Brave browser seems to have a working version of Firefox-style Containers, and some users are already using it on the main browser, not just the experimental Nightly build.
A Redditor spotted the feature and posted about it on the r/brave_browser subreddit. The user enabled a flag at brave://flags labeled “Enable Containers,” restarted the browser, and from there was able to open tabs in isolated containers.
The practical example they gave: being logged into two separate Google accounts at the same time, in the same window, without needing a second profile or a separate browser window. That alone is notable for anyone who juggles personal and work accounts daily.
For anyone unfamiliar with Containers, the short version is that each container keeps its login sessions, cookies, and browsing data separate from the others. Open Gmail in one container, open it again in another, and neither knows the other exists. Firefox has had this for years, and it became one of the more quietly beloved features among power users.
The feature is still a work in progress. Opening a link in a container requires you to have the site already open in a regular tab first, then right-click it.
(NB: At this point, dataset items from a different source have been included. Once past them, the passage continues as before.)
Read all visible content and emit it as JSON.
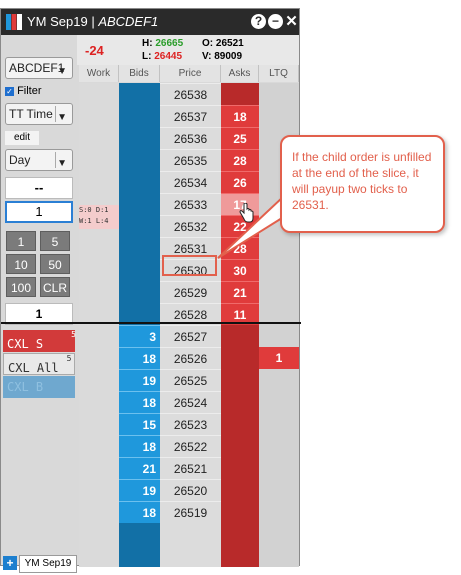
{
  "title": {
    "instrument": "YM Sep19",
    "separator": " | ",
    "account": "ABCDEF1"
  },
  "stats": {
    "change": "-24",
    "high_label": "H:",
    "high": "26665",
    "low_label": "L:",
    "low": "26445",
    "open_label": "O:",
    "open": "26521",
    "volume_label": "V:",
    "volume": "89009"
  },
  "left_panel": {
    "account_select": "ABCDEF1",
    "filter_label": "Filter",
    "filter_checked": true,
    "tif_select": "TT Time",
    "edit_label": "edit",
    "duration_select": "Day",
    "blank_value": "--",
    "qty_value": "1",
    "info": [
      "S:0 D:1",
      "W:1 L:4"
    ],
    "qty_buttons": [
      "1",
      "5",
      "10",
      "50",
      "100",
      "CLR"
    ],
    "default_qty": "1",
    "cxl_sell": "CXL S",
    "cxl_sell_count": "5",
    "cxl_all": "CXL All",
    "cxl_all_count": "5",
    "cxl_buy": "CXL B"
  },
  "columns": [
    "Work",
    "Bids",
    "Price",
    "Asks",
    "LTQ"
  ],
  "rows": [
    {
      "price": "26538",
      "bid": "",
      "ask": "",
      "ltq": ""
    },
    {
      "price": "26537",
      "bid": "",
      "ask": "18",
      "ltq": ""
    },
    {
      "price": "26536",
      "bid": "",
      "ask": "25",
      "ltq": ""
    },
    {
      "price": "26535",
      "bid": "",
      "ask": "28",
      "ltq": ""
    },
    {
      "price": "26534",
      "bid": "",
      "ask": "26",
      "ltq": ""
    },
    {
      "price": "26533",
      "bid": "",
      "ask": "17",
      "ltq": ""
    },
    {
      "price": "26532",
      "bid": "",
      "ask": "22",
      "ltq": ""
    },
    {
      "price": "26531",
      "bid": "",
      "ask": "28",
      "ltq": ""
    },
    {
      "price": "26530",
      "bid": "",
      "ask": "30",
      "ltq": ""
    },
    {
      "price": "26529",
      "bid": "",
      "ask": "21",
      "ltq": ""
    },
    {
      "price": "26528",
      "bid": "",
      "ask": "11",
      "ltq": ""
    },
    {
      "price": "26527",
      "bid": "3",
      "ask": "",
      "ltq": ""
    },
    {
      "price": "26526",
      "bid": "18",
      "ask": "",
      "ltq": "1"
    },
    {
      "price": "26525",
      "bid": "19",
      "ask": "",
      "ltq": ""
    },
    {
      "price": "26524",
      "bid": "18",
      "ask": "",
      "ltq": ""
    },
    {
      "price": "26523",
      "bid": "15",
      "ask": "",
      "ltq": ""
    },
    {
      "price": "26522",
      "bid": "18",
      "ask": "",
      "ltq": ""
    },
    {
      "price": "26521",
      "bid": "21",
      "ask": "",
      "ltq": ""
    },
    {
      "price": "26520",
      "bid": "19",
      "ask": "",
      "ltq": ""
    },
    {
      "price": "26519",
      "bid": "18",
      "ask": "",
      "ltq": ""
    }
  ],
  "callout_text": "If the child order is unfilled at the end of the slice, it will payup two ticks to 26531.",
  "tab_label": "YM Sep19",
  "colors": {
    "bid_dark": "#1270a6",
    "bid_light": "#1f98dc",
    "ask_dark": "#b82a2a",
    "ask_bright": "#e03b3b",
    "callout": "#e2604c"
  }
}
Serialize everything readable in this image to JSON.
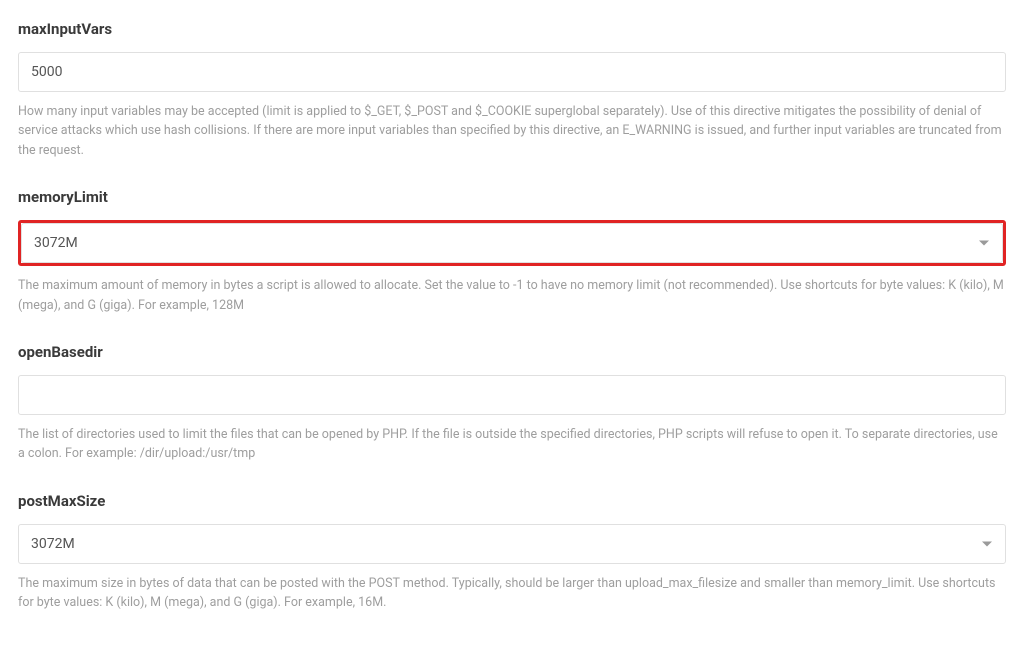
{
  "fields": {
    "maxInputVars": {
      "label": "maxInputVars",
      "value": "5000",
      "description": "How many input variables may be accepted (limit is applied to $_GET, $_POST and $_COOKIE superglobal separately). Use of this directive mitigates the possibility of denial of service attacks which use hash collisions. If there are more input variables than specified by this directive, an E_WARNING is issued, and further input variables are truncated from the request."
    },
    "memoryLimit": {
      "label": "memoryLimit",
      "value": "3072M",
      "description": "The maximum amount of memory in bytes a script is allowed to allocate. Set the value to -1 to have no memory limit (not recommended). Use shortcuts for byte values: K (kilo), M (mega), and G (giga). For example, 128M"
    },
    "openBasedir": {
      "label": "openBasedir",
      "value": "",
      "description": "The list of directories used to limit the files that can be opened by PHP. If the file is outside the specified directories, PHP scripts will refuse to open it. To separate directories, use a colon. For example: /dir/upload:/usr/tmp"
    },
    "postMaxSize": {
      "label": "postMaxSize",
      "value": "3072M",
      "description": "The maximum size in bytes of data that can be posted with the POST method. Typically, should be larger than upload_max_filesize and smaller than memory_limit. Use shortcuts for byte values: K (kilo), M (mega), and G (giga). For example, 16M."
    }
  }
}
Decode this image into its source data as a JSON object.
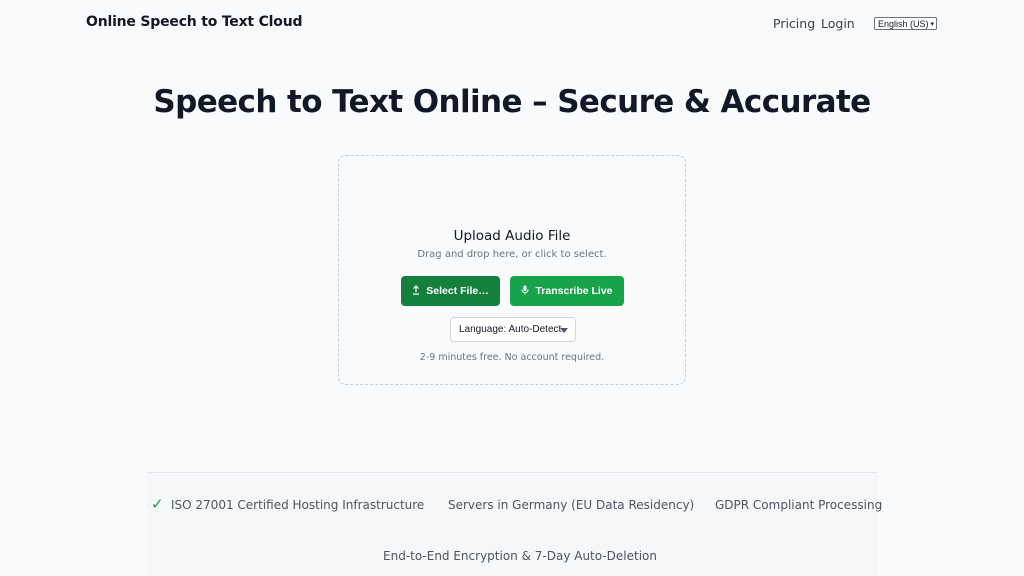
{
  "header": {
    "brand": "Online Speech to Text Cloud",
    "nav": [
      {
        "label": "Pricing"
      },
      {
        "label": "Login"
      }
    ],
    "language_select": {
      "value": "English (US)",
      "caret": "▾"
    }
  },
  "hero": {
    "title": "Speech to Text Online – Secure & Accurate"
  },
  "upload": {
    "title": "Upload Audio File",
    "subtitle": "Drag and drop here, or click to select.",
    "select_button": {
      "label": "Select File…",
      "icon": "upload-icon"
    },
    "live_button": {
      "label": "Transcribe Live",
      "icon": "microphone-icon"
    },
    "language_dropdown": {
      "value": "Language: Auto-Detect"
    },
    "note": "2-9 minutes free. No account required."
  },
  "trust": {
    "check_glyph": "✓",
    "items": [
      "ISO 27001 Certified Hosting Infrastructure",
      "Servers in Germany (EU Data Residency)",
      "GDPR Compliant Processing",
      "End-to-End Encryption & 7-Day Auto-Deletion"
    ]
  },
  "colors": {
    "accent_dark": "#15803d",
    "accent": "#16a34a",
    "text": "#111827",
    "muted": "#6b7280"
  }
}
You also cannot open a bookmark directly into a container yet. Not exactly smooth, but functional enough that people in the thread are actively using it day-to-day.
Brave’s own community forum has had discussions around the feature going back to early 2025, and GitHub activity shows the team has been tracking container-related issues for a while. This feels like a feature that has been slowly baking.
Interestingly, the OP noticed that the brave://flags entry for Containers specifically lists Android as one of the supported platforms. That could mean nothing right now, or it could mean mobile support is on the roadmap. Hard to say for certain.
Several users said Containers were the main reason they had kept Firefox around. Whether or not this rolls out more broadly or officially soon, it looks like Brave is getting close.